A swan is just a cranky goose with a better stylist.
There’s an XKCD for that!
Badly plucked?
I’m seeing an iconic endangered fluffy polar T-rex sitting on an Arctic ice floe.
Imagine a T-Rex mating display.
Isn’t it just? It’s like a seven-ton murder sparrow!
So deadly!
Caught between the urge to rub its belly and the necessity to flee for my life.
“Pluck me like one of your French birds” ?
The thing is this push comes from paleontologists. And is based in those same new specimens with coloration, skin imprints, And soft tissue evidence. The headline image here is from “all yesterdays” a book written by paleontologists and evolutionary biologists precisely to point out how bad most paleoart is. And how little of it is driven by knowledge of actual anatomy. By offering purely speculative recreations There are birds who’s soft tissues are absolutely wild. And lizards too. Frills air sacks. Massive musculature. Sometimes vastly at odds with what the skeliton can tell us or would indicate. The reference to “fur” is not neccisarily to mammalian fur. But a sort of fuzz created by a covering of simple feather fibers. We know many dinosaurs were covered with that from all those new fossil establishing feathers. And were thus “furry”. The push for more musculature is based on actually applying all that information about live animal soft tissue. And live animals that are actually related to these creatures, to the fossil evidence we have. Rather than rolling with an assumption that these structures were minimal.

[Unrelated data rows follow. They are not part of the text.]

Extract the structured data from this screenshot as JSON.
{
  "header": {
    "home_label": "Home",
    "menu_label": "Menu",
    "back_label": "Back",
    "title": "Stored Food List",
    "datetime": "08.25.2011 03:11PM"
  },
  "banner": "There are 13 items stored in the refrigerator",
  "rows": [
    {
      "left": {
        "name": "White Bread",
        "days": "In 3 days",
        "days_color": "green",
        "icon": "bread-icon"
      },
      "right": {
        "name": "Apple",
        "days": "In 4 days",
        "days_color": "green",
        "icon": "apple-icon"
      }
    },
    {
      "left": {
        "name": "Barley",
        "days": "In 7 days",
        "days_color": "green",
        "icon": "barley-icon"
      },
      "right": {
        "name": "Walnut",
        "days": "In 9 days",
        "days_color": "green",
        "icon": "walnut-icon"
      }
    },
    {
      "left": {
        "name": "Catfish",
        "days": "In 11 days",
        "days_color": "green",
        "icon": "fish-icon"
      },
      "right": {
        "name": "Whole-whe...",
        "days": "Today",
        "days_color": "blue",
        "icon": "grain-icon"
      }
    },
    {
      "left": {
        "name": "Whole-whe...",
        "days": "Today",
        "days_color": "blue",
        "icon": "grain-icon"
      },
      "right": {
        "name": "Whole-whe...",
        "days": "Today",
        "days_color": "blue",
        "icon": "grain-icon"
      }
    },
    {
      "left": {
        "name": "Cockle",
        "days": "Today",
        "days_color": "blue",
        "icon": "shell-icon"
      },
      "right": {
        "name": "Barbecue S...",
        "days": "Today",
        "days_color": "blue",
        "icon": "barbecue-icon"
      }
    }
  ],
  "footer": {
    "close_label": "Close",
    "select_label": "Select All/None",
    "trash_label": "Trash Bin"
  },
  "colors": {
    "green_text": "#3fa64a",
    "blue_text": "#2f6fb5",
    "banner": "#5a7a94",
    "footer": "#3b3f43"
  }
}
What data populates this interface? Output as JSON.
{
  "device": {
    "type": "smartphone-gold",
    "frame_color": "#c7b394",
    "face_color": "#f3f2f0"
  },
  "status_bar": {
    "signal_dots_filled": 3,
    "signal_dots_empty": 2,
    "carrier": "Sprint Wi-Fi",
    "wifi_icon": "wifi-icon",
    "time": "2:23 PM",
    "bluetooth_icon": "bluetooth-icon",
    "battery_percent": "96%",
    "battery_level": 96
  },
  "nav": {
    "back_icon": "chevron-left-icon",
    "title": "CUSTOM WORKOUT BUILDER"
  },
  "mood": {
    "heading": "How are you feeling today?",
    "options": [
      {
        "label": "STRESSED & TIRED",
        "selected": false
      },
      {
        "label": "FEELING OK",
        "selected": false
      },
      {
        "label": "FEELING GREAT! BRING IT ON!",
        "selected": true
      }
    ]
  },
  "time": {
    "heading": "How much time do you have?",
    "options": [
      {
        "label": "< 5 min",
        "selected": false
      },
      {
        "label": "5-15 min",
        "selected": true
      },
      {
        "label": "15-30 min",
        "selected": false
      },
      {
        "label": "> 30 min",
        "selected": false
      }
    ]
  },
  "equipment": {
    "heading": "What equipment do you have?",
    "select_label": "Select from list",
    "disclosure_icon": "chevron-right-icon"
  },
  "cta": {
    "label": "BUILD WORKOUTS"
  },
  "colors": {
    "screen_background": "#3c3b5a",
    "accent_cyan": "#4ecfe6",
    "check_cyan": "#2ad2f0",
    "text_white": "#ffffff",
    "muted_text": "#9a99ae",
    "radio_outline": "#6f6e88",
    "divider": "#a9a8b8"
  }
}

This is a pop-sci rundown but the movement for better paleoart, more imaginative reconstructions of Dino’s drawn from animals they were actually related to (chiefly birds) etc has been ongoing for a while now. Darren Naish over at tetrapodzoology has been banging on about it forever (and helped write all yesterdays). The svpow guys, most of your major Dinosaur researchers in the science blog scene really. And they’ve all be publishing research actively.
Dinosaur art mostly bullshit
Well, I guess that statement pretty much paints a very wide, YouTube-worthy, click-baitfish, brush stroke through the whole subject of dinosaur art, and that energized by C.M. Kosemen who has created a dubious horse to ride for bucks and glory.
PROTIP: don’t rely on frog DNA to fill in the gaps.
Hey wait a moment-- how much of our newfound knowledge base is going to be based on the genetic inferences we have to use to “pull a Jurassic Park”?
Vermeer-aptor?
Koseman is from what I can tell a pretty well regarded paleoartist who’s been publishing a whole host of rad shit. Often in concert with some very exciting researchers. And is part of a group of very interesting paleoartists who are pushing for better, more up to date understandings of animal anatomy and the state of paleontology in popular depictions of exinct life. So whether Atlas Obscure or Rob chose a clickbait title he’s been riding that horse to a respectable working career for a while.
This subject is not new. All Yesterdays was published 5 years ago.
It’s conceivable, for example, that future paleoartists will speculate that turtles once left their shells, or that frogs, with their weird legs, used to run around upright.
I could have sworn that Churchy La Femme left his shell on occasion.
Don’t skeletons of turtles help show that the shell is an integral part of the skeleton?
I think it’s somewhat naive to think the far future will be as clueless about the past as we are now. It is my expectation and hope that digital recordings will manage to survive. Even with changes in technology I would hope a large number keep getting converted to a newer system so a lot of basic knowledge will never be lost.
I don’t expect that everyone’s tweets from this year will be able to be found and read 2000 years from now, but I would expect large swaths of knowledge, such as some pictures of current raccoons, to remain intact.
I’m sure a few catastrophes could prove me wrong, but that’s my hope.
ETA: Just remembered, there’s an XKCD for that
https://imgs.xkcd.com/comics/digital_data.pngHow’s your Linear B? Or cuneiform?
I’ll just leave one of my wife’s paintings here: Lesser Bowertyrant (Gorgosaurus libratus) | cubelight gfx
??? He’s a pretty accomplished artist who has done some pretty amazing work. (Who also did the Snaiad stuff; indeed, this was my introduction to his art.)
They can, but they shouldn’t have scales—at least nothing like reptile scales. In spite of unfortunate (archaic) nomenclature that used to call protomammals “mammal-like reptiles” (they were neither), they have nonetheless far more in common with modern mammals than they have with reptiles.